Thirty-eight-year-old Kiranmayi was driving back home after dropping her child at a tuition centre in Neredmet. She did not notice two motorcycle-borne miscreants following her and within seconds, her gold chain was yanked away from her and they sped away.
“It was shocking. It was my ‘mangalsutra', and apart from financial loss, emotionally it was very tough to recover from such incidents,” recalls Kiranmayi. It's become a regular occurrence with rampant chain snatching incidents being reported at different localities in the city.
Offenders usually target women walking alone in colonies. Riding a bike, they arrive from nowhere and snatch gold chains and even before the victim recovers, they escape.
Police earlier considered these incidents as sporadic and failed to address the issue initially.
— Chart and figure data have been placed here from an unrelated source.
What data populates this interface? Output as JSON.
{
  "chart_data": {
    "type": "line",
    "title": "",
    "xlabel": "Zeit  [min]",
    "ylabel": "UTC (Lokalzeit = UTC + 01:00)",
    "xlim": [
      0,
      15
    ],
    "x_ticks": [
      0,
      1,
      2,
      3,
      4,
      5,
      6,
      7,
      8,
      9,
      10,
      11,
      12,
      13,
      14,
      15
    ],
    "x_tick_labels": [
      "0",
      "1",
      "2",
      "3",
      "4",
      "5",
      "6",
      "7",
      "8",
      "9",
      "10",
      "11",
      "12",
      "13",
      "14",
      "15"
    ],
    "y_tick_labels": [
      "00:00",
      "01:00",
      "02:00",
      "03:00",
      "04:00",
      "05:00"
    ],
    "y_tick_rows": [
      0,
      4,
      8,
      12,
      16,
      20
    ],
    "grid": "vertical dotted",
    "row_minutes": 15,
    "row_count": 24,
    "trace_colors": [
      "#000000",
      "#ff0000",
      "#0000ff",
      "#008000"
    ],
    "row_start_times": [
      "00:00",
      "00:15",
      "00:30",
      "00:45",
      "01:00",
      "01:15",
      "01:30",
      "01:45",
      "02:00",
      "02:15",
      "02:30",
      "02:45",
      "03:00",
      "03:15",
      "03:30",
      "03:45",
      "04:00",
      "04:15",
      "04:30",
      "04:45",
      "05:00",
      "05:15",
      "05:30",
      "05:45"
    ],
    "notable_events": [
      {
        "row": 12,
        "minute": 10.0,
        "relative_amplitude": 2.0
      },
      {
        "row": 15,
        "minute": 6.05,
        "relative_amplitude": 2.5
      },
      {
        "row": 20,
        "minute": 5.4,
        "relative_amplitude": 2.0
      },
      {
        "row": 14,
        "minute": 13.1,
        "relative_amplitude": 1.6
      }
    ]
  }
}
With chain snatchers striking regularly and widespread criticism from all quarters, they sketched a few strategies and conducted awareness programmes. Installation of “chain snatchings zone” boards and interaction programmes with resident welfare associations are a few to name.
Despite these initiatives, things continued to remain same as chain snatchings incidents increased considerably. The Hyderabad commissionerate areas recorded 578 cases in 2009 and property worth over Rs. 42 lakh was lost. In 2010, the cases increased to 714 and 826 cases were reported last year. In 2012, already 89 cases have been reported.
And like a coin having two sides, here too there are two dimensions. In addition to crime perspective, involvement of youngsters and students aged between 20 and 30 in these crimes is another. Blame it on lifestyle or attitude, of late many youngsters are indulging in chain snatchings crimes and police records stand a testimony to this.
But what makes youngsters involve in such activities? It is nothing but craze to make fast money. Ten grams of gold now costs about Rs. 30,000. Snatchers sell the stolen ornaments to gold merchants or pawn brokers and make few thousands in a jiffy. This is what drives many into these crimes, DCP (North) Ch. Srikanth.
It's the change in lifestyle and the need for money that influence youngsters. The advent of pub culture, zeal to own latest gadgets, passion to drive super bikes and in few cases, offenders even wanted to host grand parties to their girl friends. These are few reasons to explain, and more importantly, drug consumption and addiction is another, he says.
Unfortunately, it is not confined to a particular section of society. Youngsters from high income, middle and low income groups are involved in these crimes. While, the need to consume liquor and drugs forces those from high income groups, those from middle income groups do it for buying gadgets and smart phones, he explains.
According to police, one of the major contributing factors for the rise in chain snatchings is the ease with which gold can be converted into money. Many gold finance companies have come up and these companies offer money within minutes.
Offenders, who snatch chains, approach these companies and pawn brokers and mortgage them very easily. Though, the shop owners insist and mortgage only genuine ornaments, in most cases, offenders' mortgage stolen chains at throw-away prices, which can be beneficial for both shop owners and the offender, adds another officer.
Generally, shop owners' mortgage stolen chains for very low price and offenders are happy with whatever price is offered to them. It is money that is offered fast, which matters to offenders and they are not worried about the market value of chains, he explains.
The biggest challenge is tracing offenders and recovering the gold. While, established companies and outlets can be instructed to record details and capture images of people, who mortgage gold, the same cannot be enforced on pawn brokers.
“There are many unorganised pawn brokers and generally, these people do not keep records.
It is very difficult to recover from pawn brokers unless an accused confesses to having sold to them,” points out the officer. Amidst all these loopholes, it is the owners and youngsters who are at loss. Once a case is registered against a student, it can ruin his career and future, he concludes.